Tag Archives: julius gollmann

First stops in Cleveland, WRHS and Loganberry Books

If you’re ever in Cleveland, don’t miss Loganberry Books. I found a treasure there (as I always do): Ohio Builds a Nation, a 298-page compendium of notable persons, places, and pioneer trivia in Ohio.

Friends John and Harriet took me there, and also to the Western Reserve Historical Museum. Somehow in visits past, I’d missed the original oil paintings on the walls. Here are just a couple.

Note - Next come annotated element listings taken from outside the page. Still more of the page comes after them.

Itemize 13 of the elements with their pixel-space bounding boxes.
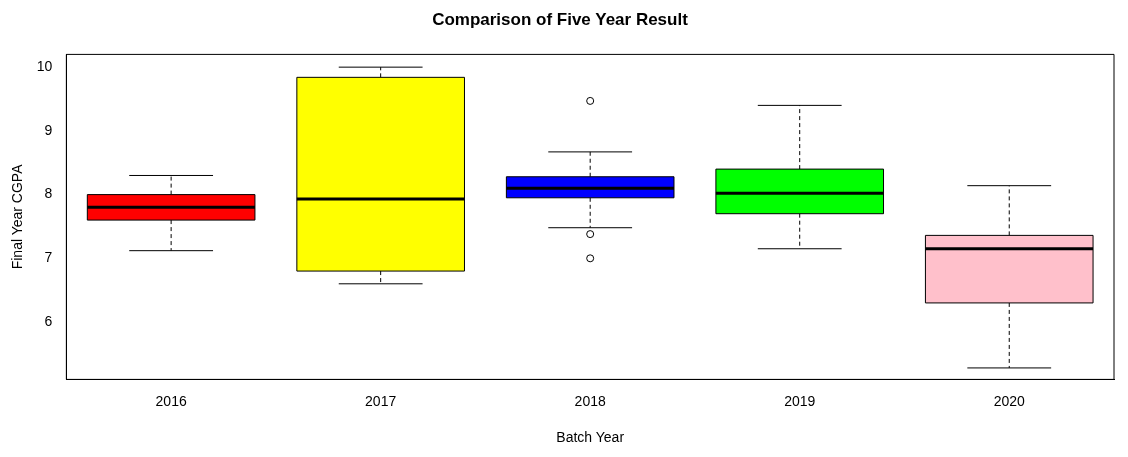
y-tick-label: 9 — [44, 121, 53, 138]
x-tick-label: 2018 — [574, 392, 606, 409]
chart-title: Comparison of Five Year Result — [432, 9, 689, 29]
y-tick-label: 8 — [44, 185, 53, 202]
y-tick-label: 10 — [36, 58, 53, 74]
y-axis-title: Final Year CGPA — [9, 163, 26, 270]
x-tick-label: 2017 — [365, 392, 397, 409]
y-tick-label: 6 — [44, 312, 53, 329]
x-tick-label: 2019 — [784, 392, 816, 409]
x-tick-label: 2016 — [155, 392, 187, 409]
x-tick-label: 2020 — [993, 392, 1026, 409]
x-axis-title: Batch Year — [556, 429, 625, 446]
y-tick-label: 7 — [44, 249, 53, 266]
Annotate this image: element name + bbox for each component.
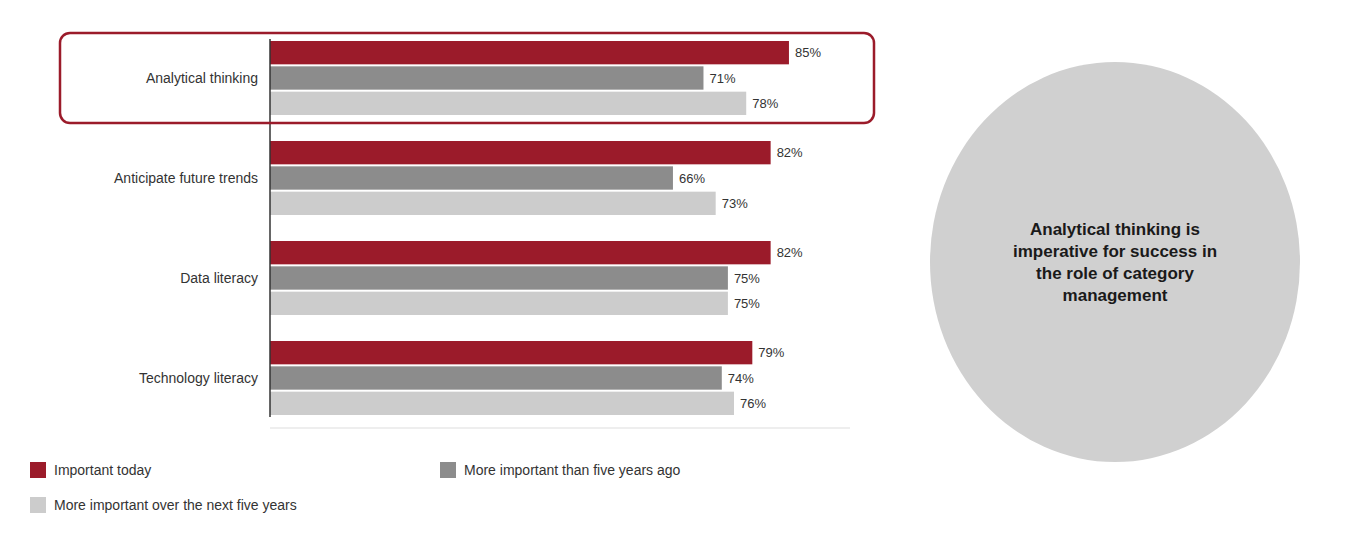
data-label: 82% (777, 145, 803, 160)
legend-label: More important than five years ago (464, 462, 681, 478)
annotation-line: management (1063, 286, 1168, 305)
data-label: 66% (679, 171, 705, 186)
category-label: Data literacy (180, 270, 258, 286)
bars (270, 41, 789, 415)
bar (270, 166, 673, 189)
annotation-circle (930, 62, 1300, 462)
legend-label: Important today (54, 462, 151, 478)
category-label: Analytical thinking (146, 70, 258, 86)
bar (270, 292, 728, 315)
legend-swatch (30, 497, 46, 513)
highlight-box (60, 33, 874, 123)
data-label: 75% (734, 271, 760, 286)
bar (270, 392, 734, 415)
bar (270, 141, 771, 164)
axis-line (269, 39, 271, 417)
data-label: 78% (752, 96, 778, 111)
annotation: Analytical thinking is imperative for suc… (1013, 220, 1217, 305)
x-range-line (270, 428, 850, 429)
legend-label: More important over the next five years (54, 497, 297, 513)
bar (270, 41, 789, 64)
annotation-line: imperative for success in (1013, 242, 1217, 261)
bar (270, 92, 746, 115)
bar (270, 192, 716, 215)
bar (270, 366, 722, 389)
data-label: 74% (728, 371, 754, 386)
data-label: 71% (709, 71, 735, 86)
data-label: 76% (740, 396, 766, 411)
annotation-line: the role of category (1036, 264, 1194, 283)
bar (270, 66, 703, 89)
chart: 85% 71% 78% 82% 66% 73% 82% 75% 75% 79% 74% 76% Anal… (0, 0, 1346, 558)
legend: Important today More important than five … (30, 462, 681, 513)
data-label: 75% (734, 296, 760, 311)
data-labels: 85% 71% 78% 82% 66% 73% 82% 75% 75% 79% 74% 76% (679, 45, 821, 411)
legend-swatch (30, 462, 46, 478)
bar (270, 266, 728, 289)
legend-swatch (440, 462, 456, 478)
annotation-line: Analytical thinking is (1030, 220, 1200, 239)
category-label: Anticipate future trends (114, 170, 258, 186)
bar (270, 341, 752, 364)
data-label: 79% (758, 345, 784, 360)
data-label: 85% (795, 45, 821, 60)
data-label: 73% (722, 196, 748, 211)
data-label: 82% (777, 245, 803, 260)
category-label: Technology literacy (139, 370, 258, 386)
bar (270, 241, 771, 264)
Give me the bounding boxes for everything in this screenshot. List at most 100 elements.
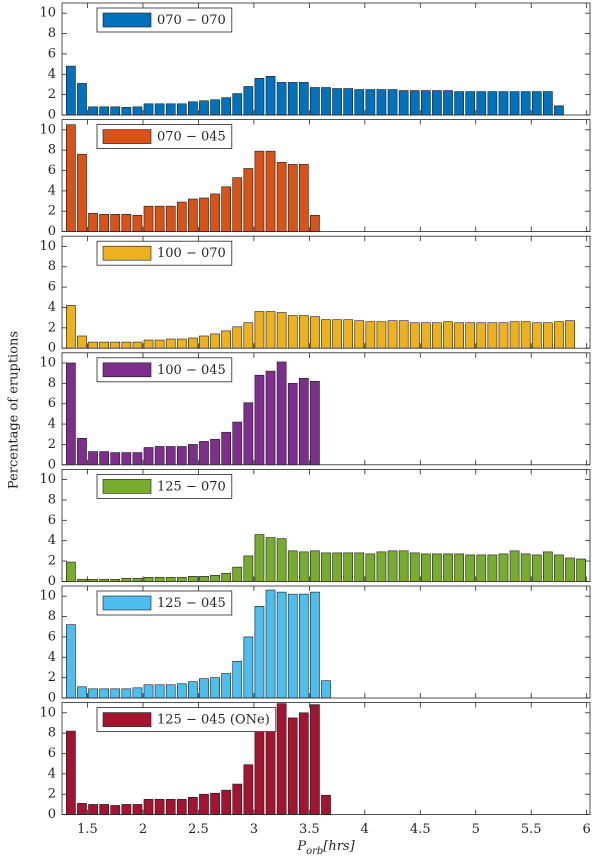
bar [287,383,298,466]
bar [110,805,121,815]
bar [465,91,476,116]
bar [432,322,442,349]
bar [132,106,143,116]
y-tick-label: 8 [48,492,56,507]
bar [210,193,220,232]
bar [332,88,342,116]
legend-label: 125 − 070 [157,479,226,494]
bar [554,321,564,349]
bar [409,552,420,582]
bar [398,550,409,582]
y-tick-label: 8 [48,376,56,391]
bar [254,534,265,582]
bar [232,661,243,699]
legend: 125 − 045 [96,590,233,616]
bar [154,799,165,815]
y-tick-label: 0 [48,574,56,589]
axes-box [61,702,591,815]
bar [376,89,387,116]
bar [66,305,76,349]
bar [188,337,198,349]
legend-label: 100 − 045 [157,363,226,378]
x-tick-label: 1.5 [77,822,98,837]
bar [143,103,154,116]
bar [99,804,109,815]
bar [354,89,365,116]
bar [398,320,409,349]
bar [154,446,165,466]
bar [199,441,209,466]
bar [531,91,542,116]
bar [265,311,276,349]
bar [321,552,331,582]
bar [265,76,276,116]
bar [365,89,376,116]
bar [199,197,209,232]
bar [298,712,309,815]
bar [210,792,220,815]
bar [554,105,564,116]
bar [254,150,265,232]
bar [66,561,76,582]
bar [232,326,243,349]
y-axis-label: Percentage of eruptions [7,331,22,489]
bar [243,555,254,582]
bar [143,339,154,349]
legend-label: 070 − 070 [157,13,226,28]
legend-swatch [102,712,152,727]
y-tick-label: 4 [48,650,56,665]
legend-swatch [102,12,152,28]
x-axis-label-part: [hrs] [323,839,355,854]
bar [254,374,265,466]
y-tick-label: 10 [39,122,56,137]
legend-swatch [102,129,152,144]
y-tick-label: 10 [39,6,56,21]
bar [287,82,298,116]
bar [298,377,309,466]
bar [199,793,209,815]
y-tick-label: 0 [48,341,56,356]
bar [232,421,243,466]
bar [276,538,287,582]
bar [310,550,320,582]
bar [321,680,331,699]
bar [509,550,520,582]
bar [88,804,98,815]
y-tick-label: 2 [48,670,56,685]
bar [188,101,198,116]
bar [343,552,354,582]
bar [310,381,320,466]
y-tick-label: 2 [48,554,56,569]
y-tick-label: 4 [48,183,56,198]
bar [66,730,76,815]
bar [77,335,87,349]
bar [121,213,132,232]
bar [443,321,453,349]
bar [276,162,287,232]
bar [88,341,98,349]
bar [476,322,487,349]
y-tick-label: 2 [48,787,56,802]
bar [420,322,431,349]
legend: 125 − 070 [96,473,233,499]
bar [176,683,187,699]
bar [121,341,132,349]
y-tick-label: 0 [48,108,56,123]
bar [365,321,376,349]
legend: 125 − 045 (ONe) [96,707,277,732]
y-tick-label: 6 [48,629,56,644]
bar [232,566,243,582]
bar [498,91,509,116]
bar [554,554,564,582]
y-tick-label: 10 [39,472,56,487]
bar [287,593,298,699]
bar [254,78,265,116]
bar [77,153,87,232]
bar [232,783,243,815]
y-tick-label: 6 [48,746,56,761]
legend: 100 − 070 [96,240,233,266]
bar [110,341,121,349]
bar [121,107,132,116]
bar [465,554,476,582]
y-tick-label: 10 [39,589,56,604]
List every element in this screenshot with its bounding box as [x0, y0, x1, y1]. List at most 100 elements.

The Cleveland Grays on Public Square, Northwest Quadrant
1839, by Joseph Parker
image
According to the interpretive sign, this is the earliest surviving oil painting of Public Square. It shows the parade of the volunteer militia the Grays, formed in 1837, as they marched in honor of their 2nd anniversary. The church pictured is the original Old North Presbyterian Church.
and
An Evening at the Ark
1835, by Julius Gollmann
image
The Arkites were an all-male club “of congenial spirits who met to discuss natural science, or play whist or chess, or talk sports.” Apparently their one-story meeting room, in a building where the Federal Building stands today, became so cluttered with specimens of flora and fauna that it resembled Noah’s Ark, hence their name. The painter is a German immigrant who was emulating the German genre of the day, the effort to portray everyday subjects as realistically and candidly as possible.

In Berlin, I found another example of this genre tradition from around the same time period.

Hasenclever’s “The Reading Room” at Berlin’s Bodemuseum

More evidence of the German influence in Cleveland of the mid-1800s. Not that I was looking for it or anything.